Paralelamente a isso, sobressai o achismo social como perpetuador de elogios indevidos ao público feminino. De acordo com a pesquisa realizada pela campanha “Chega de Fiu Fiu” , 83% das mulheres consultadas declararam que não gostam de receber cantadas na rua. Diante desse patamar, nota-se que o resultado contraria a ideia de que mulheres se alegram ao receber agrados no espaço público proferidos por desconhecidos, argumento que, inclusive, neutraliza o assédio. Portanto, faz-se necessária a intervenção de políticas públicas para a reversão do cenário social.
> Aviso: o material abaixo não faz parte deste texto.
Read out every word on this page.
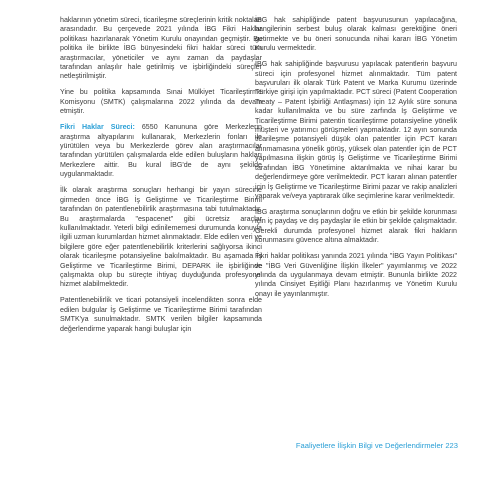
haklarının yönetim süreci, ticarileşme süreçlerinin kritik noktaları arasındadır. Bu çerçevede 2021 yılında İBG Fikri Haklar politikası hazırlanarak Yönetim Kurulu onayından geçmiştir. Bu politika ile birlikte İBG bünyesindeki fikri haklar süreci tüm araştırmacılar, yöneticiler ve aynı zaman da paydaşlar tarafından anlaşılır hale getirilmiş ve işbirliğindeki süreçler netleştirilmiştir.

Yine bu politika kapsamında Sınai Mülkiyet Ticarileştirme Komisyonu (SMTK) çalışmalarına 2022 yılında da devam etmiştir.

Fikri Haklar Süreci: 6550 Kanununa göre Merkezlerin araştırma altyapılarını kullanarak, Merkezlerin fonları ile yürütülen veya bu Merkezlerde görev alan araştırmacılar tarafından yürütülen çalışmalarda elde edilen buluşların hakları Merkezlere aittir. Bu kural İBG'de de aynı şekilde uygulanmaktadır.

İlk olarak araştırma sonuçları herhangi bir yayın sürecine girmeden önce İBG İş Geliştirme ve Ticarileştirme Birimi tarafından ön patentlenebilirlik araştırmasına tabi tutulmaktadır. Bu araştırmalarda "espacenet" gibi ücretsiz araçlar kullanılmaktadır. Yeterli bilgi edinilememesi durumunda konuyla ilgili uzman kurumlardan hizmet alınmaktadır. Elde edilen veri ve bilgilere göre eğer patentlenebilirlik kriterlerini sağlıyorsa ikinci olarak ticarileşme potansiyeline bakılmaktadır. Bu aşamada İş Geliştirme ve Ticarileştirme Birimi, DEPARK ile işbirliğinde çalışmakta olup bu süreçte ihtiyaç duyduğunda profesyonel hizmet alabilmektedir.

Patentlenebilirlik ve ticari potansiyeli incelendikten sonra elde edilen bulgular İş Geliştirme ve Ticarileştirme Birimi tarafından SMTK'ya sunulmaktadır. SMTK verilen bilgiler kapsamında değerlendirme yaparak hangi buluşlar için

İBG hak sahipliğinde patent başvurusunun yapılacağına, hangilerinin serbest buluş olarak kalması gerektiğine öneri getirmekte ve bu öneri sonucunda nihai kararı İBG Yönetim Kurulu vermektedir.

İBG hak sahipliğinde başvurusu yapılacak patentlerin başvuru süreci için profesyonel hizmet alınmaktadır. Tüm patent başvuruları ilk olarak Türk Patent ve Marka Kurumu üzerinde Türkiye girişi için yapılmaktadır. PCT süreci (Patent Cooperation Treaty – Patent İşbirliği Antlaşması) için 12 Aylık süre sonuna kadar kullanılmakta ve bu süre zarfında İş Geliştirme ve Ticarileştirme Birimi patentin ticarileştirme potansiyeline yönelik müşteri ve yatırımcı görüşmeleri yapmaktadır. 12 ayın sonunda ticarileşme potansiyeli düşük olan patentler için PCT kararı alınmamasına yönelik görüş, yüksek olan patentler için de PCT yapılmasına ilişkin görüş İş Geliştirme ve Ticarileştirme Birimi tarafından İBG Yönetimine aktarılmakta ve nihai karar bu değerlendirmeye göre verilmektedir. PCT kararı alınan patentler için İş Geliştirme ve Ticarileştirme Birimi pazar ve rakip analizleri yaparak ve/veya yaptırarak ülke seçimlerine karar verilmektedir.

İBG araştırma sonuçlarının doğru ve etkin bir şekilde korunması için iç paydaş ve dış paydaşlar ile etkin bir şekilde çalışmaktadır. Gerekli durumda profesyonel hizmet alarak fikri hakların korunmasını güvence altına almaktadır.

Fikri haklar politikası yanında 2021 yılında "İBG Yayın Politikası" ve "İBG Veri Güvenliğine İlişkin İlkeler" yayımlanmış ve 2022 yılında da uygulanmaya devam etmiştir. Bununla birlikte 2022 yılında Cinsiyet Eşitliği Planı hazırlanmış ve Yönetim Kurulu onayı ile yayınlanmıştır.

Faaliyetlere İlişkin Bilgi ve Değerlendirmeler 223
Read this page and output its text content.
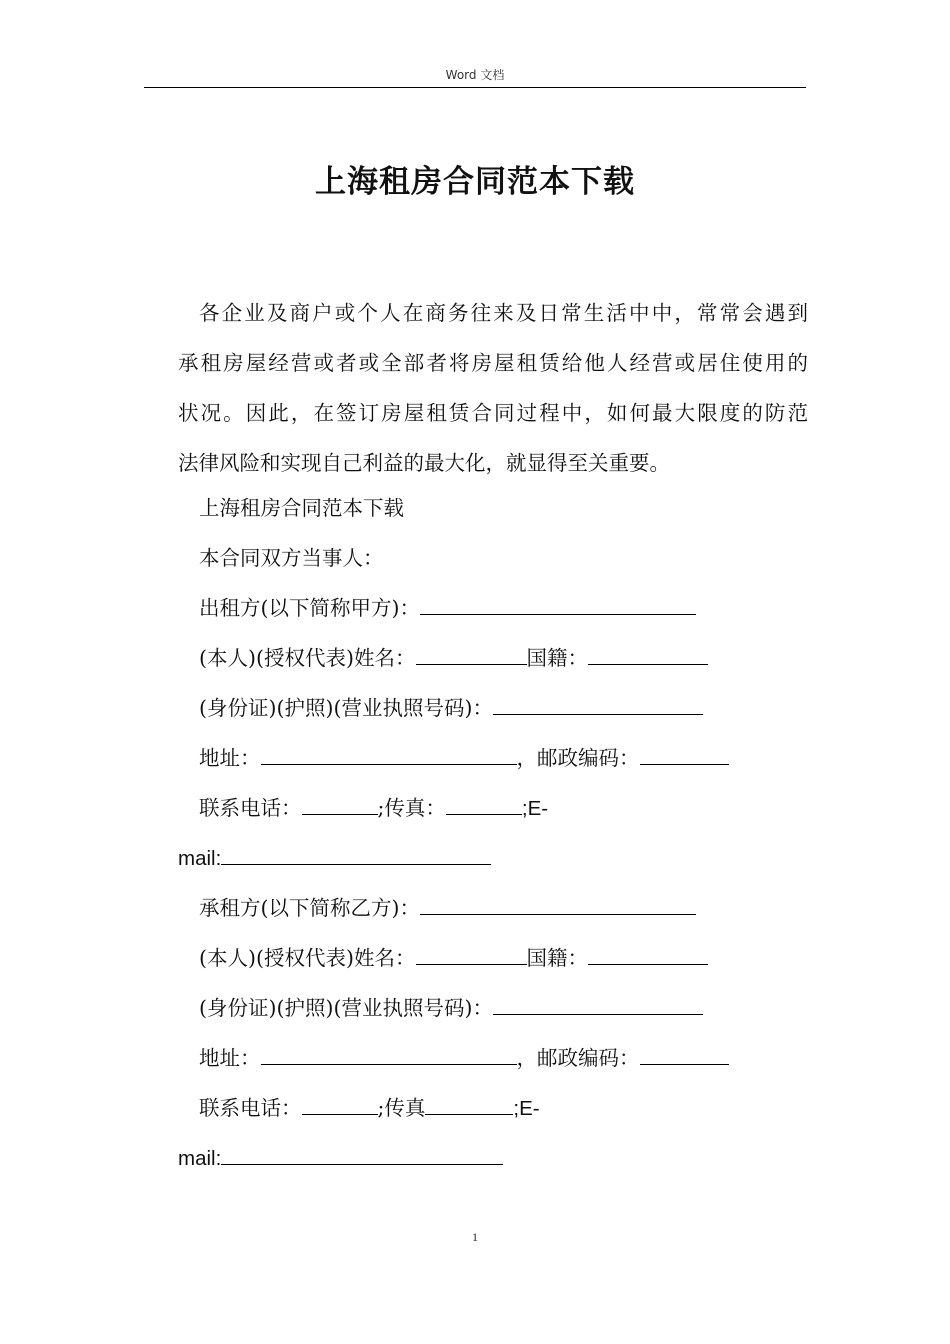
Word 文档
上海租房合同范本下载
各企业及商户或个人在商务往来及日常生活中中，常常会遇到
承租房屋经营或者或全部者将房屋租赁给他人经营或居住使用的
状况。因此，在签订房屋租赁合同过程中，如何最大限度的防范
法律风险和实现自己利益的最大化，就显得至关重要。
上海租房合同范本下载
本合同双方当事人：
出租方(以下简称甲方)：
(本人)(授权代表)姓名：	国籍：
(身份证)(护照)(营业执照号码)：
地址：	，邮政编码：
联系电话：	;传真：	;E-
mail:
承租方(以下简称乙方)：
(本人)(授权代表)姓名：	国籍：
(身份证)(护照)(营业执照号码)：
地址：	，邮政编码：
联系电话：	;传真	;E-
mail:
1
Destarte, entende-se que o assédio sexual é fruto do costume culturalmente herdado somado a uma distorção ideológica. Assim, emerge-se imperativo que professores, desde a fase de Primeira Infância, por meio do teatro, enfatize o comportamento adequado entre ambos os sexos, a fim de promover a formação de cidadãos recusáveis às atitudes que colaboram para a perpetuação do assédio. Ademais, compete à mídia, por meio de anúncios publicitários em ônibus, desmistificar a falsa ideia de que mulher se alegra ao receber elogios de estranhos, com o intuito de mudar o comportamento masculino sobre tal prática. Assim, as relações sociais serão, gradativamente, mais respeitáveis e sólidas na sociedade brasileira.